Ça demande de faire des alliances. De se poser la question de qui souffre de l’organisation actuelle du monde. Qui est opprimé.e ou exploité.e et qui en profite? C’est con à dire, mais adresser la question du climat implique avant tout de reconnaître que le désastre actuel est le fruit du capitalisme, du colonialisme et de l’État, mais aussi du racisme, du patriarcat et d’autres systèmes d’oppression. Ce sont les communautés les plus marginalisées qui sont les premières victimes des désastres écologiques et les conséquences de la crise environnementale ne sont pas vécues de manière égale.

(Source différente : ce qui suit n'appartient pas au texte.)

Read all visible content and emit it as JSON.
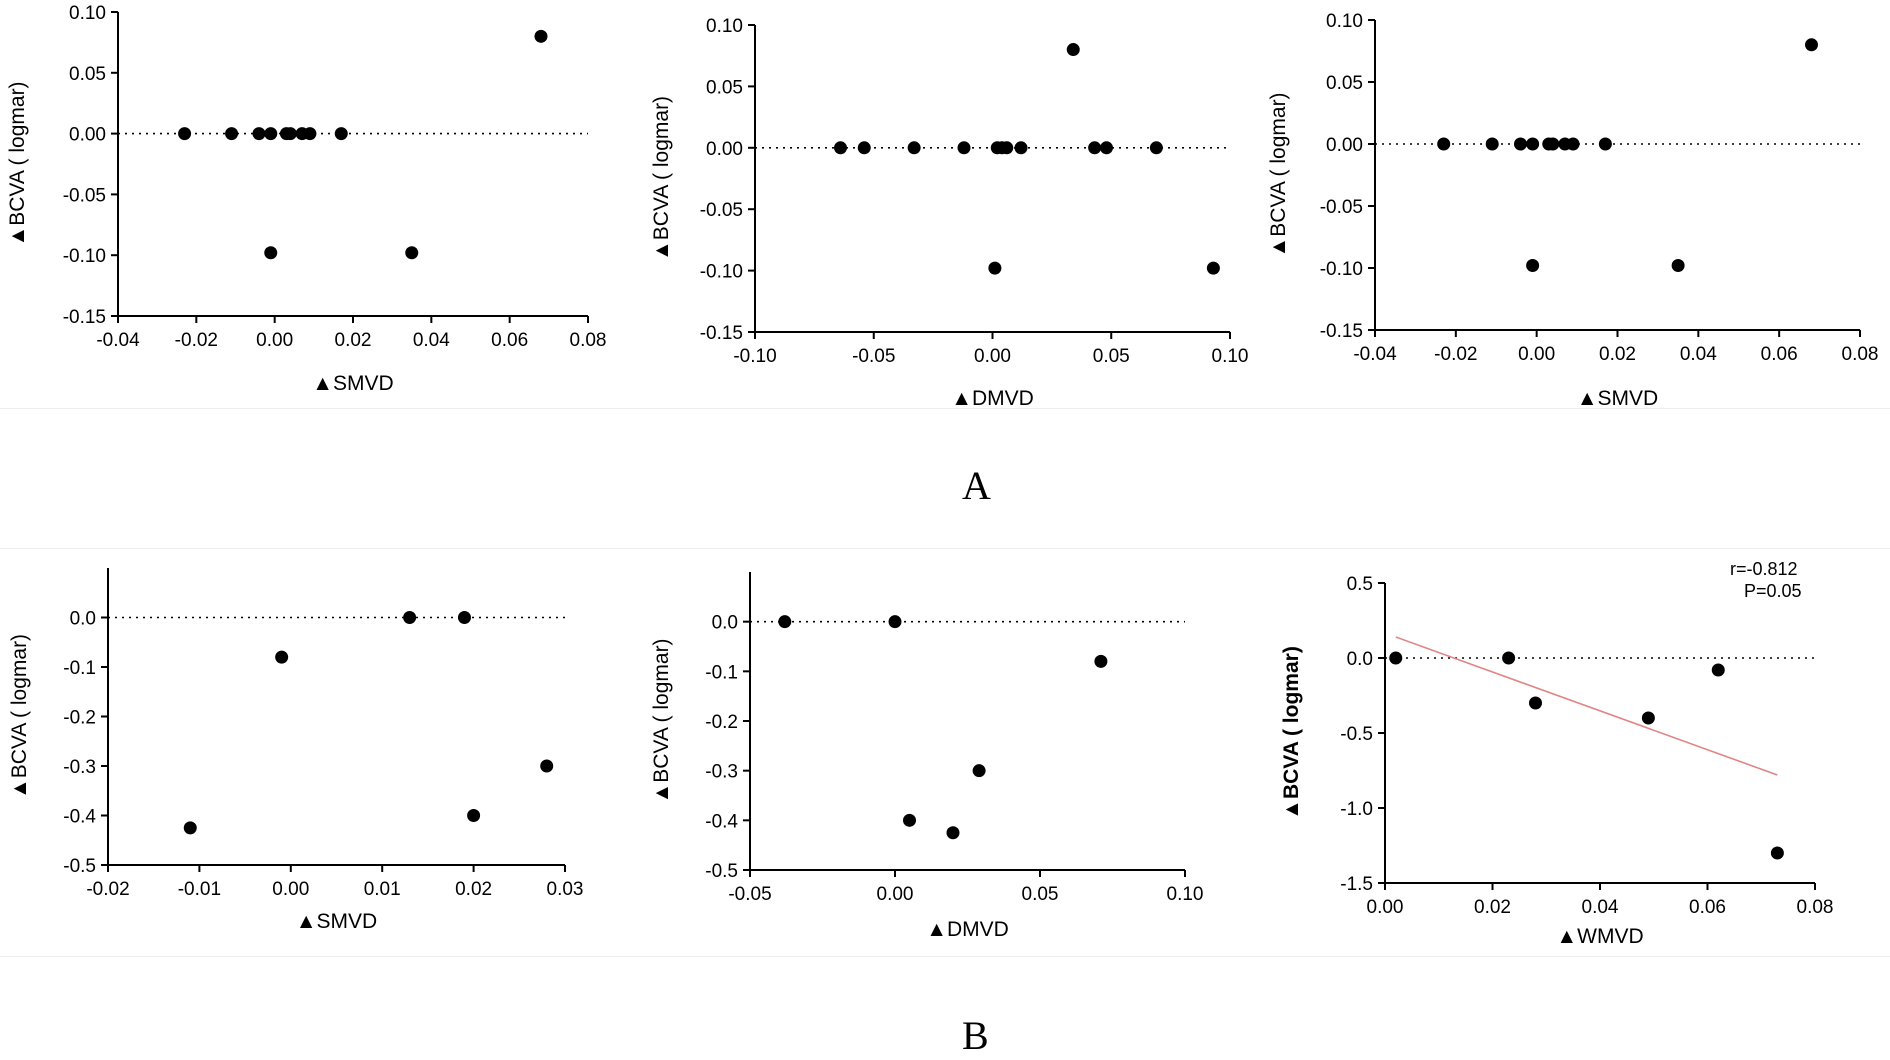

Il faut arriver à s’opposer à la catastrophe dans son ensemble, à comprendre que les problématiques sociales, économiques et environnementales sont le résultat du rapport au monde fucked up que nos sociétés entretiennent. Il n’y a pas de demi-mesure possible pour répondre à la destruction en cours de la planète. Ensemble faisons grèves, manifestons, bloquons les infrastructures et imposons le seul monde qui puisse être réellement écologique, un monde sans travail, sans classes, sans racisme et sans patriarcat.